PURPOSE: We employed an analytical approach to evaluate the key parameters for the potential design optimisation of accommodating intra-ocular lenses (AIOL) and to use these parameters to predict their accommodative performance. METHODS: Paraxial thin-lens equations to predict the accommodative performances of single-element (1E) and two-element (2E) AIOLs were developed. 2E-AIOLs with either mobile front or back lens elements were analysed as well as 1E-AIOL for their accommodative performance. A paraxial model including key ocular components (corneal surfaces, pupil and retina) as well as AIOL was used to evaluate the key control parameters and optimal design configurations.
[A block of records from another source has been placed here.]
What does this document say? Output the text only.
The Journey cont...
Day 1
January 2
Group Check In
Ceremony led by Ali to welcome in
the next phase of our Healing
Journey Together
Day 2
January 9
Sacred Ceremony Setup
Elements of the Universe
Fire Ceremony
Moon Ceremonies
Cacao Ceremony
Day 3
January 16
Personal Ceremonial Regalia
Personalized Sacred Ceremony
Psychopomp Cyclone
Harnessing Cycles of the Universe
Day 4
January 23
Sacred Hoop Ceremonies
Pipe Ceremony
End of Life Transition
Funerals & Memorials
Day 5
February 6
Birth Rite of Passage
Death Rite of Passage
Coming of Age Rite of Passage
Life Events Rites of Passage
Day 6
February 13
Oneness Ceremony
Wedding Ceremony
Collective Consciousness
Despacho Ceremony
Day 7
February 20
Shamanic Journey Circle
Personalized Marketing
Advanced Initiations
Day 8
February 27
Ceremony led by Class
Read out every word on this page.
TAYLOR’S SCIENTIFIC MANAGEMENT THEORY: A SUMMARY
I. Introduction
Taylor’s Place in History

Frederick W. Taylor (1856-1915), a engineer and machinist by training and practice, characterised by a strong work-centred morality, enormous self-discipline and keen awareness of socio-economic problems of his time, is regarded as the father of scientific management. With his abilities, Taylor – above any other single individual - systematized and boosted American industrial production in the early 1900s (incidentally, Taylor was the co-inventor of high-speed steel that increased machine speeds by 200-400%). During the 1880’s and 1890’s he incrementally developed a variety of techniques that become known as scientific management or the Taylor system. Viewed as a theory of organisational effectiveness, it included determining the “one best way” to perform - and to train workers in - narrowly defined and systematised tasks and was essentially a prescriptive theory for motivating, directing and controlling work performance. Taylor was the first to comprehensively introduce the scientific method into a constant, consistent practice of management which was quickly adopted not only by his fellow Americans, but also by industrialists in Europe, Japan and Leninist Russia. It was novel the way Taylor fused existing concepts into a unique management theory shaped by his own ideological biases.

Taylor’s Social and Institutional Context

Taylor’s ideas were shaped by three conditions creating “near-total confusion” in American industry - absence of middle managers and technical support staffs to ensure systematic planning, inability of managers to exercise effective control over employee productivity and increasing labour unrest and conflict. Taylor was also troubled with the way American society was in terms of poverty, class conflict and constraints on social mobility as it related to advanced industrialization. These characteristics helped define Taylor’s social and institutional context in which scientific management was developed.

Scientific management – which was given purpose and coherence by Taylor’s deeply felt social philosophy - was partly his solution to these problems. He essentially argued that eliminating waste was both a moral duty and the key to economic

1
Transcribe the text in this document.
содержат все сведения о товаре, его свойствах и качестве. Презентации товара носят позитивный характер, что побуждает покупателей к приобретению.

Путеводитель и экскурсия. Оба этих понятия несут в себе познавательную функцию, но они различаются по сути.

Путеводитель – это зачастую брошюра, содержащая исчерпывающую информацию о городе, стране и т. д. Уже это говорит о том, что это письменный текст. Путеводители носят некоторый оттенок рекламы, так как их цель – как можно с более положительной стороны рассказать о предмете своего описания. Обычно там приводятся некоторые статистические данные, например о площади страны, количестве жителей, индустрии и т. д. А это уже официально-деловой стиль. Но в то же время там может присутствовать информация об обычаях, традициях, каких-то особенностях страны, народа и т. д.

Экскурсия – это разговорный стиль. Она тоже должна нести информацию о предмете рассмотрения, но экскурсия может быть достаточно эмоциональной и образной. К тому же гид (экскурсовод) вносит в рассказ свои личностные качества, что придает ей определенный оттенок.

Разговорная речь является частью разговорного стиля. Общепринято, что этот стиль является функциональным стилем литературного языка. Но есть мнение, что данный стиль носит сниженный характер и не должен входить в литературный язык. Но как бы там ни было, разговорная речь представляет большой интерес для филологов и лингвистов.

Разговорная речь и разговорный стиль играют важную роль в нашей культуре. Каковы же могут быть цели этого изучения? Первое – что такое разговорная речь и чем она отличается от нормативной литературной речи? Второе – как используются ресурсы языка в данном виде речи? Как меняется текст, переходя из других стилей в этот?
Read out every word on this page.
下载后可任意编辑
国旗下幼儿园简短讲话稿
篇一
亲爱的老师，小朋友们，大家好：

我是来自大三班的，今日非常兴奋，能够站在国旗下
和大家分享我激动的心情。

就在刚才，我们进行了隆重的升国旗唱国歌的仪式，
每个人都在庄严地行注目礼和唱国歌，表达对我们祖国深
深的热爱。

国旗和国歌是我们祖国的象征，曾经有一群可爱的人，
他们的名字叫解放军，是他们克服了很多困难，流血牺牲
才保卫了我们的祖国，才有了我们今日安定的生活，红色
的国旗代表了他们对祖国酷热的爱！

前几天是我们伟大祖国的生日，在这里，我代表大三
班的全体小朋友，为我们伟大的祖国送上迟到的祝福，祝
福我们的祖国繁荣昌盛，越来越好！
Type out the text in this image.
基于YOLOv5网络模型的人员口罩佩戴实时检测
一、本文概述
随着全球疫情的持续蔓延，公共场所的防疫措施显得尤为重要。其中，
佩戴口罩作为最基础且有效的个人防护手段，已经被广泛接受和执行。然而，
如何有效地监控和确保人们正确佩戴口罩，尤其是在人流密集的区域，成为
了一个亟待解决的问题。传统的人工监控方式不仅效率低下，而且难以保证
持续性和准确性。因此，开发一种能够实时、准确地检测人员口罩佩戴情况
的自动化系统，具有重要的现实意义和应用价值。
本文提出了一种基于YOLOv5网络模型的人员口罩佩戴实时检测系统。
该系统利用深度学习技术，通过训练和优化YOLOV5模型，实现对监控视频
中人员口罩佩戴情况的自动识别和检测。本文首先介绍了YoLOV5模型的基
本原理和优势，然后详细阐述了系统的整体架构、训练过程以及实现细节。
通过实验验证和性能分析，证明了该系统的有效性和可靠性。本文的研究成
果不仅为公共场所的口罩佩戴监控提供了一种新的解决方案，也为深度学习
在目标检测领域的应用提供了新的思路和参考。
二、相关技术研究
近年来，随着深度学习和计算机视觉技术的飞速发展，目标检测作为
A range of variants of the model, representing varying powers of front and back optical elements and with either front or back optical element mobile was tested. RESULTS: Optimal accommodative performance of 2E-AIOL is governed by the power combinations of its optical elements; design variants with higher positive front element power produced greater accommodative efficacy, while mobility of the front element contributed more to the accommodative performance than the back element. The performance of 1E-AIOL is primarily governed by the power of the AIOL; the higher the AIOL power, the better the accommodative performance. CONCLUSIONS: From an accommodative performance standpoint, the optimal design of 2E-AIOL should comprise a high plus power front element. Considering the maximum potential amounts of element translation available clinically, 2E-AIOLs are predicted to offer higher accommodative performance compared to 1E-AIOL.